UK supermarkets are gearing up to tackle alcohol retail regulations in the wake of recent comments from Tesco.
The retail giant sparked the debate last week by announcing it wanted to work with the government to reduce alcohol abuse and underage drinking.
Other supermarkets have yet to form a coherent stance on the matter, with many issuing varying responses.
Asda, the country’s second largest supermarket, announced several measures today to promote responsible drinking, including banning sales of alcohol after midnight in town centre stores and threatening underage drinkers with prosecution.
Contrary to Tesco, however, Asda says it backs voluntary measures over legislation.
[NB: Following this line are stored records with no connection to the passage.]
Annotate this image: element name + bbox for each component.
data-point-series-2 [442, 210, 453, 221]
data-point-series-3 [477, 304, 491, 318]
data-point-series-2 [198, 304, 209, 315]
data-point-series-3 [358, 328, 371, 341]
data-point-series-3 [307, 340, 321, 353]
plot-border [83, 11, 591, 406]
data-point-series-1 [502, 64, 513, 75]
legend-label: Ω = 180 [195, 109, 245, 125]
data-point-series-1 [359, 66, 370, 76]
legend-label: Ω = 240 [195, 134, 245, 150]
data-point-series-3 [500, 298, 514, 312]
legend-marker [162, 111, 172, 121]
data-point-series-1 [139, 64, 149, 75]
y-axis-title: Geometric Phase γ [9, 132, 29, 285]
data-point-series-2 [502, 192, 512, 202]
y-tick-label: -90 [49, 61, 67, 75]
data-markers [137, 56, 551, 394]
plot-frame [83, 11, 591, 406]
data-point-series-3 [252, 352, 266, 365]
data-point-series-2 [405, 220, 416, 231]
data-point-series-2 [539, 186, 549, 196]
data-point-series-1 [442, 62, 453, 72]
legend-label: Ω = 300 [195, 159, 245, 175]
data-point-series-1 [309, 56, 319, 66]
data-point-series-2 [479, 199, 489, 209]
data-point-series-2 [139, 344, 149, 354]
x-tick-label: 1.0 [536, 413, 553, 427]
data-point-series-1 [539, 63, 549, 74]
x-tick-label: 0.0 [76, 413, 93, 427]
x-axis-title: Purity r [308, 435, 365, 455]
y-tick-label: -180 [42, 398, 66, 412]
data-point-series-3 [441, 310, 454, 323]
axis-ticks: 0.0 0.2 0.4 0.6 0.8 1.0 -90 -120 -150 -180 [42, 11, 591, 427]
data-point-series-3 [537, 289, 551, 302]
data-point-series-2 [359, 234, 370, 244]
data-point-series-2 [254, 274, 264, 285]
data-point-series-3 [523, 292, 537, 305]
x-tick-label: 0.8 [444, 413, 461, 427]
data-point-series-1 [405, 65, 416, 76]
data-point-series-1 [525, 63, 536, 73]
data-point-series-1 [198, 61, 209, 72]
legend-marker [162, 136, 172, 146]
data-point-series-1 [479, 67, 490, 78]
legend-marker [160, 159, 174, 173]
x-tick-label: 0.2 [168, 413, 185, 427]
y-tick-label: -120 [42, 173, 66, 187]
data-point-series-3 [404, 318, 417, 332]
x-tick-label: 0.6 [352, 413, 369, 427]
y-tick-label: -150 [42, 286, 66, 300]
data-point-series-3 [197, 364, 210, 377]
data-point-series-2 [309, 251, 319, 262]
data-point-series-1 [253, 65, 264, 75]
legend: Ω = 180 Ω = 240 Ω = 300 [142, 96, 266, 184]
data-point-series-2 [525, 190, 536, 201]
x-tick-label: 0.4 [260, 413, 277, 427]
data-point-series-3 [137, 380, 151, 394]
‘We believe our proposals can be easily adopted by the entire retail industry immediately, and will go a long way towards tackling the issue without the need for further legislation or delay,’ said Asda boss Andy Bond.
Morrisons joined the fray last week but stopped short of proposing any new measures.
‘Morrisons would encourage further discussions to create a safe environment in which retailers and manufacturers could begin to address all the concerns relating to anti-social drinking,’ a company spokesman told on-licence magazine the Morning Advertiser.
A spokesperson from the Co-operative said the group had ‘worked closely’ with the government on the issues of alcohol abuse and would ‘welcome the opportunity to contribute to a wider discussion about the role of pricing and promotion’.
All supermarkets have been criticised for selling alcohol at a loss. In some cases, lager can be bought for less than the price of a bottle of water.
Waitrose, however, denied this was the case in its stores.
‘We do not sell any alcohol below cost price, neither do we offer buy-one-get-one-free offers on alcohol,’ said company spokeswoman Nathalie Heath.
Waitrose said it welcomed ‘any moves by the industry in this area’.
Sainsbury’s, the UK’s third biggest supermarket, has yet to comment on the issue.
The developments follow a meeting hosted by the prime minister, the home secretary and the culture secretary in November to tackle problem drinking.
According to 10 Downing Street, the prime minister challenged alcohol producers and retailers to participate in solving the issue.